M. Jean-François Picheral - De quel ministre dépendez-vous ?
Colonel Lagrange - Du ministre de la Défense.
M. Jean-François Picheral - Je m'associe au propos de Monsieur Branger sur votre action.
M. Michel Souplet - Je crois moi aussi que l'armée s'est montrée particulièrement efficace. Cela m'amène d'ailleurs à me poser une question. Si l'action de l'armée a été aussi efficace, c'est parce que le préfet de la Somme l'a appelée et qu'elle est arrivée immédiatement. Cette expérience ne devrait-elle pas nous amener à réfléchir sur la mise en place d'une procédure d'intervention aussi rapide dans d'autres domaines ? Pour prendre un exemple, il y a deux ans, à Compiègne, un malfaiteur s'était échappé après avoir tué plusieurs personnes. Il s'était caché dans un marais et la police avait besoin de le retrouver rapidement. Or nous avons dû attendre trois heures et demie avant qu'un hélicoptère de la police n'intervienne, alors qu'il y a, à Compiègne, des hélicoptères militaires. Dans un cas de ce type, le sous-préfet aurait-il pu demander à l'armée d'intervenir ?

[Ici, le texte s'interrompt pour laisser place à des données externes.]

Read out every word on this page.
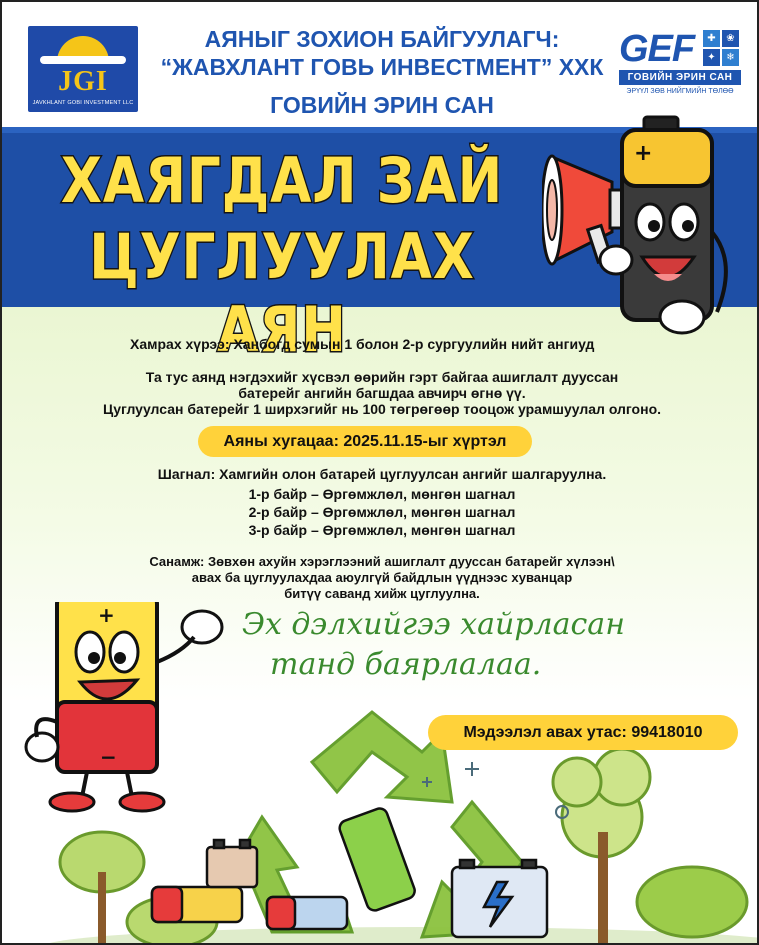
JGI
JAVKHLANT GOBI INVESTMENT LLC
АЯНЫГ ЗОХИОН БАЙГУУЛАГЧ:
“ЖАВХЛАНТ ГОВЬ ИНВЕСТМЕНТ” ХХК
ГОВИЙН ЭРИН САН
GEF	✚	❀
✦	❄
ГОВИЙН ЭРИН САН
ЭРҮҮЛ ЗӨВ НИЙГМИЙН ТӨЛӨӨ
ХАЯГДАЛ ЗАЙ
ЦУГЛУУЛАХ АЯН
+
Хамрах хүрээ: Ханбогд сумын 1 болон 2-р сургуулийн нийт ангиуд
Та тус аянд нэгдэхийг хүсвэл өөрийн гэрт байгаа ашиглалт дууссан
батерейг ангийн багшдаа авчирч өгнө үү.
Цуглуулсан батерейг 1 ширхэгийг нь 100 төгрөгөөр тооцож урамшуулал олгоно.
Аяны хугацаа: 2025.11.15-ыг хүртэл
Шагнал: Хамгийн олон батарей цуглуулсан ангийг шалгаруулна.
1-р байр – Өргөмжлөл, мөнгөн шагнал
2-р байр – Өргөмжлөл, мөнгөн шагнал
3-р байр – Өргөмжлөл, мөнгөн шагнал
Санамж: Зөвхөн ахуйн хэрэглээний ашиглалт дууссан батарейг хүлээн\
авах ба цуглуулахдаа аюулгүй байдлын үүднээс хуванцар
битүү саванд хийж цуглуулна.
+
−
Эх дэлхийгээ хайрласан
танд баярлалаа.
Мэдээлэл авах утас: 99418010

Colonel Lagrange - L'emploi des moyens aériens est complexe car nous avons besoin dans ce domaine d'une décision du cabinet du ministre. Si le général qui commande la zone de défense est convaincu de l'urgence d'une situation, il peut téléphoner à la base pour lui demander de se préparer à intervenir, mais le problème est de faire comprendre à nos interlocuteurs du cabinet du ministre la réalité de cette urgence.
M. le Président - Mon colonel, nous vous remercions pour votre intervention. Nous nous permettrons, le cas échéant, de vous téléphoner pour compléter notre rapport.